Chancellor Ward outlines budget plan
State taxpayer support for UW education has increased only 7 percent since 1994, much less than in all neighboring states. |
Chancellor David Ward briefed the Faculty Senate Monday on his biennial budget initiative and told members that their support of the plan is critical for its success.
“We’re trying to simply spread the word so that most all of us can become, in a sense, advocates of this budget,” Ward said at the first meeting of the Faculty Senate this academic year.
The chancellor’s plan is designed to attract $57 million in state support and tuition over four years and match it with income raised from a $200 million endowment supported by donors, alumni and others.
The added revenue will be used to increase financial aid; improve instructional and research initiatives; pay for needed building maintenance; and hire new faculty.
The plan would make possible the appointment of at least 100 new professors in the next two years and provide competitive raises to faculty and staff. The chancellor said the proposal’s faculty element was “front-loaded” to make an immediate effect on UW–Madison.

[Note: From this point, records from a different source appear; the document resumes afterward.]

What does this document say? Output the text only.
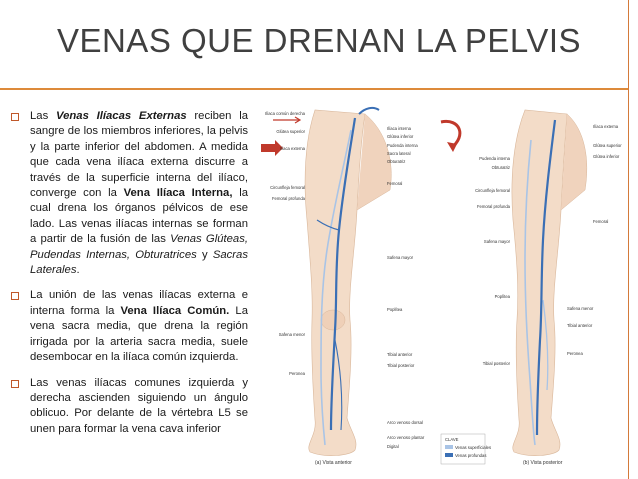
VENAS QUE DRENAN LA PELVIS
Las Venas Ilíacas Externas reciben la sangre de los miembros inferiores, la pelvis y la parte inferior del abdomen. A medida que cada vena ilíaca externa discurre a través de la superficie interna del ilíaco, converge con la Vena Ilíaca Interna, la cual drena los órganos pélvicos de ese lado. Las venas ilíacas internas se forman a partir de la fusión de las Venas Glúteas, Pudendas Internas, Obturatrices y Sacras Laterales.
La unión de las venas ilíacas externa e interna forma la Vena Ilíaca Común. La vena sacra media, que drena la región irrigada por la arteria sacra media, suele desembocar en la ilíaca común izquierda.
Las venas ilíacas comunes izquierda y derecha ascienden siguiendo un ángulo oblicuo. Por delante de la vértebra L5 se unen para formar la vena cava inferior
Ilíaca común derecha
Glútea superior
Ilíaca externa
Circunfleja femoral
Femoral profunda
Safena menor
Peronea
Ilíaca interna
Glútea inferior
Pudenda interna
Sacra lateral
Obturatriz
Femoral
Safena mayor
Poplítea
Tibial anterior
Tibial posterior
Arco venoso dorsal
Arco venoso plantar
Digital
Pudenda interna
Obturatriz
Circunfleja femoral
Femoral profunda
Safena mayor
Poplítea
Tibial posterior
Ilíaca externa
Glútea superior
Glútea inferior
Femoral
Safena menor
Tibial anterior
Peronea
CLAVE
Venas superficiales
Venas profundas
(a) Vista anterior	(b) Vista posterior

“Your departments, preferably in collaboration with other departments, will have the opportunity to make proposals along the lines of the strategic cluster appointments that were introduced last year,” Ward said.

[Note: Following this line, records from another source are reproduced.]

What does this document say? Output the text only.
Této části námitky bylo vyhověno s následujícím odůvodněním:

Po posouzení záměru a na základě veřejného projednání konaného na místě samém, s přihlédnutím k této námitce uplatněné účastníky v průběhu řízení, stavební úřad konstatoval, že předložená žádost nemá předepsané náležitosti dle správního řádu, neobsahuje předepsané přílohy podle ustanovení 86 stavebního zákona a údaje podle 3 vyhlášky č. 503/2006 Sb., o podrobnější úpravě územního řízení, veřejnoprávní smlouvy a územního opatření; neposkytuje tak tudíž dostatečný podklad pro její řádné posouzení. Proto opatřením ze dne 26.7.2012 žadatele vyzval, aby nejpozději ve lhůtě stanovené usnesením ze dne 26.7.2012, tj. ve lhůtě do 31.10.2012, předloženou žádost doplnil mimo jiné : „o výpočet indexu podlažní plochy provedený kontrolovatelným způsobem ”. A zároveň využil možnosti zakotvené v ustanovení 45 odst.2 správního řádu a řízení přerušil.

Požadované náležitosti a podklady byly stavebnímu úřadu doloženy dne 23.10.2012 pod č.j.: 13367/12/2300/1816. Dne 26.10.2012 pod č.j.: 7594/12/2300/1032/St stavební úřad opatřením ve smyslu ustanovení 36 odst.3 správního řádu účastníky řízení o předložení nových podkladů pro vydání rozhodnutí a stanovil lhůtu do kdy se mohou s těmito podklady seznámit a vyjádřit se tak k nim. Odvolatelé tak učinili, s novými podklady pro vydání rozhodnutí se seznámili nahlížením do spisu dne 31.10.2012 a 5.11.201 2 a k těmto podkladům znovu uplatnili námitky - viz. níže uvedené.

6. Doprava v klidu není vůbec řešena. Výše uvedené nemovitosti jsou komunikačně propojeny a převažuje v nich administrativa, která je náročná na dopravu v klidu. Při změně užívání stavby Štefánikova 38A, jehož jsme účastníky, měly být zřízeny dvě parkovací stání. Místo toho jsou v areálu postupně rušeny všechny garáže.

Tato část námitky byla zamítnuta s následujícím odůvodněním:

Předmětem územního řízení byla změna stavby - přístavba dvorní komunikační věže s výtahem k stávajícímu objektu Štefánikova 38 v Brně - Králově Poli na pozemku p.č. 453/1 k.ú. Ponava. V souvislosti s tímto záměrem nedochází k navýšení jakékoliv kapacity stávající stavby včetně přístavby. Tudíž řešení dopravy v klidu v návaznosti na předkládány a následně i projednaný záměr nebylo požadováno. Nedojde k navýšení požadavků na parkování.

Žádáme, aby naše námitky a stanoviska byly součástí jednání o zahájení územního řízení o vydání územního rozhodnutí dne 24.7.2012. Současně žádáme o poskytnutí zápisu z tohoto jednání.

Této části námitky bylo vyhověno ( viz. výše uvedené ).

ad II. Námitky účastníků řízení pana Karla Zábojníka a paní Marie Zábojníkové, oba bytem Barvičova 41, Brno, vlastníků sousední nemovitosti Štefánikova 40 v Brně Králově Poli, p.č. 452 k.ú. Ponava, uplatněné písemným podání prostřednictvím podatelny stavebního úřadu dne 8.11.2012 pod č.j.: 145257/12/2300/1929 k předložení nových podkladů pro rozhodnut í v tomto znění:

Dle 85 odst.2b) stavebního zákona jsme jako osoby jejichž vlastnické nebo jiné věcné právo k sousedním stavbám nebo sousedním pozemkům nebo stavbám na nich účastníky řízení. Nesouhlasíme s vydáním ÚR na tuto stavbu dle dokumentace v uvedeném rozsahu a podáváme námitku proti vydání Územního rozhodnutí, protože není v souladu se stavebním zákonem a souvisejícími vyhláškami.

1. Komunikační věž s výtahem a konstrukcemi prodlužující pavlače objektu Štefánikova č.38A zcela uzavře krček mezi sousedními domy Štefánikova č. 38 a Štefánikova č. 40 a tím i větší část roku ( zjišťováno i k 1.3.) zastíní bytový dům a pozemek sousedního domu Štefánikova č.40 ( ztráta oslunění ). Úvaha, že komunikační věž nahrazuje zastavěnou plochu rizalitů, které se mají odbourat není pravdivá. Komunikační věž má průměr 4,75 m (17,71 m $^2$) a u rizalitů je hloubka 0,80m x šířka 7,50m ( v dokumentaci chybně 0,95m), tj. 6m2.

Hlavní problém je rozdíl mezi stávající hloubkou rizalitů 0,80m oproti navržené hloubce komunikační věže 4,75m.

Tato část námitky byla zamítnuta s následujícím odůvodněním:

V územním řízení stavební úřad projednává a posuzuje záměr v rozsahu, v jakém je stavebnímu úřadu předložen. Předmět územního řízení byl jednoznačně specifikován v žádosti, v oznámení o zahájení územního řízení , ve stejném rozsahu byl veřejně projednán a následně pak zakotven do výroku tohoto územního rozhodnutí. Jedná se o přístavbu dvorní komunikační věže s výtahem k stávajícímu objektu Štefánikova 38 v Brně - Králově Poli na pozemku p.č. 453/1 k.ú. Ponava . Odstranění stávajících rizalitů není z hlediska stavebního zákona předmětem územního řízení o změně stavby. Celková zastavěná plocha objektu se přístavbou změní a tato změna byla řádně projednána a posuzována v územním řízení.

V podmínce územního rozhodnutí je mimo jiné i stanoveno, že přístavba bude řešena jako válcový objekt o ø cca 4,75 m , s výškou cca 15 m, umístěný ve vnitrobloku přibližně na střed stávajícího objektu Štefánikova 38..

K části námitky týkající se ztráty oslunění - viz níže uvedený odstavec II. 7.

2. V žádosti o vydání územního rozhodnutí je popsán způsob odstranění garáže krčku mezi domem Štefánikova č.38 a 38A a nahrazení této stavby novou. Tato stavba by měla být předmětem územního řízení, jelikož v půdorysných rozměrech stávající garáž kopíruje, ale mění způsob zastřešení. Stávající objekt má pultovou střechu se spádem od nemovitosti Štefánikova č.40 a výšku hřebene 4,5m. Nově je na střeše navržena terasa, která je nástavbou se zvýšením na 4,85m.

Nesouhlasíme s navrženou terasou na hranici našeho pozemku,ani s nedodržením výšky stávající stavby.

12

Ward made his case for the partnership of state and private funding at the beginning of his presentation. Using charts, he outlined the decline in state support for UW–Madison in the last quarter-century, from 44 percent in 1973-74 to 26.9 percent in 1997-98. He also discussed the need to establish a critical threshold level of state support to leverage increased federal and private revenues.

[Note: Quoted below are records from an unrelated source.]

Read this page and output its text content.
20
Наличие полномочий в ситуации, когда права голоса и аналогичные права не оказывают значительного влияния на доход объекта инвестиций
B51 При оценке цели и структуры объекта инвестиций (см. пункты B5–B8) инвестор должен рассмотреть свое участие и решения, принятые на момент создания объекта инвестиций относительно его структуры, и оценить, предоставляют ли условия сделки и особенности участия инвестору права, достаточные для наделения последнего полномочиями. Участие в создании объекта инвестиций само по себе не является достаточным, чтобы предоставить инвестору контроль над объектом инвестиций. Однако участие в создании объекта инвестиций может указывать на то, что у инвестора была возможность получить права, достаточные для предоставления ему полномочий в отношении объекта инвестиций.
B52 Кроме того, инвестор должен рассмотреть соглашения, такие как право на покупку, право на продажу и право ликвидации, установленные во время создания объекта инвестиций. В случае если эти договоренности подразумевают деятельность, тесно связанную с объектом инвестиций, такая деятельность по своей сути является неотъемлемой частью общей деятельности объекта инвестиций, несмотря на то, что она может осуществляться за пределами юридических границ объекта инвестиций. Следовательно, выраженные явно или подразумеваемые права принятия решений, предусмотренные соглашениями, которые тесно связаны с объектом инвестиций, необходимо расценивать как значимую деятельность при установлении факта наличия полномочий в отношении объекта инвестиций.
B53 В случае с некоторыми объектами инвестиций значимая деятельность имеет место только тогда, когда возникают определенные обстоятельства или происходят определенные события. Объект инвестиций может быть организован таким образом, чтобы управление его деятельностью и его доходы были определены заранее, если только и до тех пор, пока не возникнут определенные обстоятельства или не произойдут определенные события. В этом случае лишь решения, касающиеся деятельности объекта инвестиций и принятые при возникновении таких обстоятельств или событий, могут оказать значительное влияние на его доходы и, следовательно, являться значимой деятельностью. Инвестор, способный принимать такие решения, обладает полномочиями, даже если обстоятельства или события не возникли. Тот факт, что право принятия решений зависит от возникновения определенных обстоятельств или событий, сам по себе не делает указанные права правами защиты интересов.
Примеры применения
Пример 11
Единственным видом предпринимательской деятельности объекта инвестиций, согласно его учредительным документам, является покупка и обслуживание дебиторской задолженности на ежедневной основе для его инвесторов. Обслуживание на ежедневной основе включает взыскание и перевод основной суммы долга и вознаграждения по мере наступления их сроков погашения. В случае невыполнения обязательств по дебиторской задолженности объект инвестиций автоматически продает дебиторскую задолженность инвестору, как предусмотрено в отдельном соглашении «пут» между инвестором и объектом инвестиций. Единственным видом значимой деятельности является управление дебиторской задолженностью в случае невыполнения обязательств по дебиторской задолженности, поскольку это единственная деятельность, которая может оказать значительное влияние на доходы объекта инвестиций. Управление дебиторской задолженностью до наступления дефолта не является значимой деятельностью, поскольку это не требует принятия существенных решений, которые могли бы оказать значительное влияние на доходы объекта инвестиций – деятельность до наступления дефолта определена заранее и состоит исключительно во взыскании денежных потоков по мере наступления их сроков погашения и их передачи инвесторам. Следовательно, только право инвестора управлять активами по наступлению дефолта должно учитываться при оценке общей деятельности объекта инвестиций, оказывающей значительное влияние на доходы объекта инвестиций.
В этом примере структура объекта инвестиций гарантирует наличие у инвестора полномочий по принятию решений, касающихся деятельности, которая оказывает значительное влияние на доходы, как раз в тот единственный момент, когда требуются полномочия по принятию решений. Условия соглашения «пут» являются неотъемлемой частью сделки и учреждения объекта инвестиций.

The chancellor likened his plan to how the university has funded construction in recent years. To attract more state support for new buildings, UW–Madison has matched state funding with gifts from donors, alumni and friends of the university.
This strategy has provided $100 million in taxpayer support, matched by more than $225 million in private support, for the university’s capital budget in the last four years. The same arrangement is now needed for the university’s operating budget, Ward said.